Atos recentes do governo federal determinaram a suspensão do financiamento do programa de desinstitucionalização, além de repasse no valor de R$10 milhões a hospitais psiquiátricos

Arte gráfica mostra sete bonequinhos de papel (cor branca) de mãos dadas na posição transversal. A sombra dessas figuras está projetada na parte de baixo da peça gráfica. A imagem projetada não é a dos bonecos, mas de grades cor cinza-escura. No ângulo oposto posterior, está escrito:
Arte gráfica por Gabriel Zanucci

13 de abril de 2022

Por desinstitute

Nas últimas semanas, atos do governo federal determinaram a suspensão do custeio mensal destinado ao programa de desinstitucionalização que integra a Rede de Atenção Psicossocial (RAPS), além de um repasse no valor de R$10 milhões a hospitais psiquiátricos, previsto em edital público lançado pela Secretaria Nacional de Cuidados e Prevenção às Drogas (SENAPRED), do Ministério da Cidadania.

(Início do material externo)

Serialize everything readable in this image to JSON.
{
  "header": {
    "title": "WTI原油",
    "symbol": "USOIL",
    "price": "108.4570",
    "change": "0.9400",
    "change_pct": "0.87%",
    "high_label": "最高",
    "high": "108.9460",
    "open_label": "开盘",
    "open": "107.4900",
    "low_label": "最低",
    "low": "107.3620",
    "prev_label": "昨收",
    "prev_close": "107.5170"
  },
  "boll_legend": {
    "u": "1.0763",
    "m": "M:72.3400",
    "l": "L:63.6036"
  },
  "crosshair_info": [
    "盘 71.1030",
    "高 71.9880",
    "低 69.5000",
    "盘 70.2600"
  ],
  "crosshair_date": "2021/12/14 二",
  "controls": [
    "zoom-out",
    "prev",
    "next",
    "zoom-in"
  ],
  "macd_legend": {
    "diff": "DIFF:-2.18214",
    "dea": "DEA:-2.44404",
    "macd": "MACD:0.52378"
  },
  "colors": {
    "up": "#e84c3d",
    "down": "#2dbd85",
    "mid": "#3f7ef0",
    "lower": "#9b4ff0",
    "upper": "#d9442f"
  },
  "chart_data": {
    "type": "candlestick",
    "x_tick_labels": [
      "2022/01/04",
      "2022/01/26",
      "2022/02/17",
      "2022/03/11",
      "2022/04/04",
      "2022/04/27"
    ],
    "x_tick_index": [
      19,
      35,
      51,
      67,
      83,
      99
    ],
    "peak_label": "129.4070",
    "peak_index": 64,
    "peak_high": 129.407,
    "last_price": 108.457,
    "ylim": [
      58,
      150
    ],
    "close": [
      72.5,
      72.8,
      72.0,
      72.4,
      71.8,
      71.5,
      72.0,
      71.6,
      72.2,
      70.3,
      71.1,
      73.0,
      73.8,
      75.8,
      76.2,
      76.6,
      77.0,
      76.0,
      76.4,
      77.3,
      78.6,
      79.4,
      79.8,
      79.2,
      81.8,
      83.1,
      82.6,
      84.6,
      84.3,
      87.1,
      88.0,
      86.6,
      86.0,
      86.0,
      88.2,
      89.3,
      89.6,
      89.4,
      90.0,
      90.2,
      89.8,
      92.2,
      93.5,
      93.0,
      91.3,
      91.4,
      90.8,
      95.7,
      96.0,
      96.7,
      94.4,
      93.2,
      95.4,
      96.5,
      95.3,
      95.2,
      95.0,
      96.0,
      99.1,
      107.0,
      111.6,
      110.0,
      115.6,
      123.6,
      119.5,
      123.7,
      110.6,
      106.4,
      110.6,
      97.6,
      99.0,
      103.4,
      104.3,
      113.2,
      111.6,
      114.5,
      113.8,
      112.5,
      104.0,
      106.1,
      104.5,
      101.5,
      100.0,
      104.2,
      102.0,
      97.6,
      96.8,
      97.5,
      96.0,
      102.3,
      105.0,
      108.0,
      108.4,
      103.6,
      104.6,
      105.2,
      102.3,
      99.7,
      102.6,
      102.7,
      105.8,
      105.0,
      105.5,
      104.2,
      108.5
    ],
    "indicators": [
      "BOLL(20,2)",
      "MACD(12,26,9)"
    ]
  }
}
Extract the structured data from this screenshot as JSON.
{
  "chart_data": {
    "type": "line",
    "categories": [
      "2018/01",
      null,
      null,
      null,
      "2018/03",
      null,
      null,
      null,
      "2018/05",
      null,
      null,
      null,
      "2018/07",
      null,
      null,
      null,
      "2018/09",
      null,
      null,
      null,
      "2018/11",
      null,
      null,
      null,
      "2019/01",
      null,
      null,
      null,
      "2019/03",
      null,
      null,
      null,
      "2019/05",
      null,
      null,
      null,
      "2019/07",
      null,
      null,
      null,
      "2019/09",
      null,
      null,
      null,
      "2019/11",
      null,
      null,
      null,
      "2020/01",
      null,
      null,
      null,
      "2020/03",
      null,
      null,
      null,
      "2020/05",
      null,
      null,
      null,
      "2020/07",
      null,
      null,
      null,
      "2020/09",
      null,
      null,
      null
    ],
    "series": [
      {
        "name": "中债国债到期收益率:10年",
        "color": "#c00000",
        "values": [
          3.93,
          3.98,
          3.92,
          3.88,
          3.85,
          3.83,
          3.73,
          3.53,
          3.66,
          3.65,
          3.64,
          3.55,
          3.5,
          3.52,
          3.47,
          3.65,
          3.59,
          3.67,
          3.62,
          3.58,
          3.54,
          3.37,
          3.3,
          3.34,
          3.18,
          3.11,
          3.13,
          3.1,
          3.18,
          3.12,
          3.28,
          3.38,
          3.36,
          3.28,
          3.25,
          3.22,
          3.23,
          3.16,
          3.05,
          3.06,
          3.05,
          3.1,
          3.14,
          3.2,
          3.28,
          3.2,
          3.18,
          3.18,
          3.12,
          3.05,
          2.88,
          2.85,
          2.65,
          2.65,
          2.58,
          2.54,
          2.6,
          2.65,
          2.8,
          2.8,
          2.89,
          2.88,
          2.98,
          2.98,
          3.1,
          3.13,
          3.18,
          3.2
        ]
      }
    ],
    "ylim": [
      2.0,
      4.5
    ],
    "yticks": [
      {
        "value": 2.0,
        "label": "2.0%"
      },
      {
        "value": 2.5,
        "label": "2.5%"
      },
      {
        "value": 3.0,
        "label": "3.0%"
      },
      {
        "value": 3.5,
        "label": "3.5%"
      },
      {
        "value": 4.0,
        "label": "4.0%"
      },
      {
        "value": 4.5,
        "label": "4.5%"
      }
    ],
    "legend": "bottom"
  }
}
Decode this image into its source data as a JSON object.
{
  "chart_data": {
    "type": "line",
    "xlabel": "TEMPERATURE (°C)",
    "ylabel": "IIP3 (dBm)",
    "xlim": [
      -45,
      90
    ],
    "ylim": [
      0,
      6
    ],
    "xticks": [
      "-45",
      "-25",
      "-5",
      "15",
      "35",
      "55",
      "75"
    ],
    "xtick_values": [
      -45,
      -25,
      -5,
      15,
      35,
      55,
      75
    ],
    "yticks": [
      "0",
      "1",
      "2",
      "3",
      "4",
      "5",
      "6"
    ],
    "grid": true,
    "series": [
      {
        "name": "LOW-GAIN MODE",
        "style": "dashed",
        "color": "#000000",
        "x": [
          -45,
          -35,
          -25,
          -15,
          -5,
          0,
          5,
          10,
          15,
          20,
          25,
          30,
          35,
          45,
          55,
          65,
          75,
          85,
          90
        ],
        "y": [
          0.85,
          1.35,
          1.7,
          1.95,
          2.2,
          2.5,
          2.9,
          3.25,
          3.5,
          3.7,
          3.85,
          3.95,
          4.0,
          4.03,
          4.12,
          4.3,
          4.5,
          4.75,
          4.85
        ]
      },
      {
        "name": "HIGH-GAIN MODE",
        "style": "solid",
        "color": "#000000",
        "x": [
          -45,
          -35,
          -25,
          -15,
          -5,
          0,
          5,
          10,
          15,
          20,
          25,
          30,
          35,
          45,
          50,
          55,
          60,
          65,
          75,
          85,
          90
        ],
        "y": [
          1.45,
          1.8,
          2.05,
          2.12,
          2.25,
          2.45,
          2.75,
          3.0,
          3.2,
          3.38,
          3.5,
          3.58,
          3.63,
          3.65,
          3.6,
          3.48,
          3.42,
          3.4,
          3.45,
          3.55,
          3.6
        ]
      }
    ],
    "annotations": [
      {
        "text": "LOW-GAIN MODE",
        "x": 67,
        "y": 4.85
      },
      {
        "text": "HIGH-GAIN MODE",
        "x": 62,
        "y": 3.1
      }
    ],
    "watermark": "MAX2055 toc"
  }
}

A Portaria GM/MS nº 596, de 22 de março de 2022, que suspende as verbas destinadas à desinstitucionalização, revoga seções de outras portarias, desmontando praticamente todas as previsões legais para o financiamento dos programas de desinstitucionalização.

Prevista pela Lei nº 10.216/01 – ou “Lei da Reforma Psiquiátrica” –, de 2001, a desinstitucionalização consiste em uma obrigação do Estado, que, por meio de equipamentos já existentes no Sistema Único de Saúde (SUS), deve inserir na vida social, de forma plena, todas as pessoas que foram privadas de liberdade por internações em hospitais psiquiátricos e em manicômios judiciários. 

 O fato de tal decisão, com impactos contundentes sobre temas tão complexos, ter sido definida  por meio de portaria sem consulta popular, tampouco discussão ampla com as principais instâncias de controle social, a exemplo do Conselho Nacional de Saúde (CNS), demonstra uma desconexão por parte do governo federal com os princípios do SUS e da política nacional de saúde mental. 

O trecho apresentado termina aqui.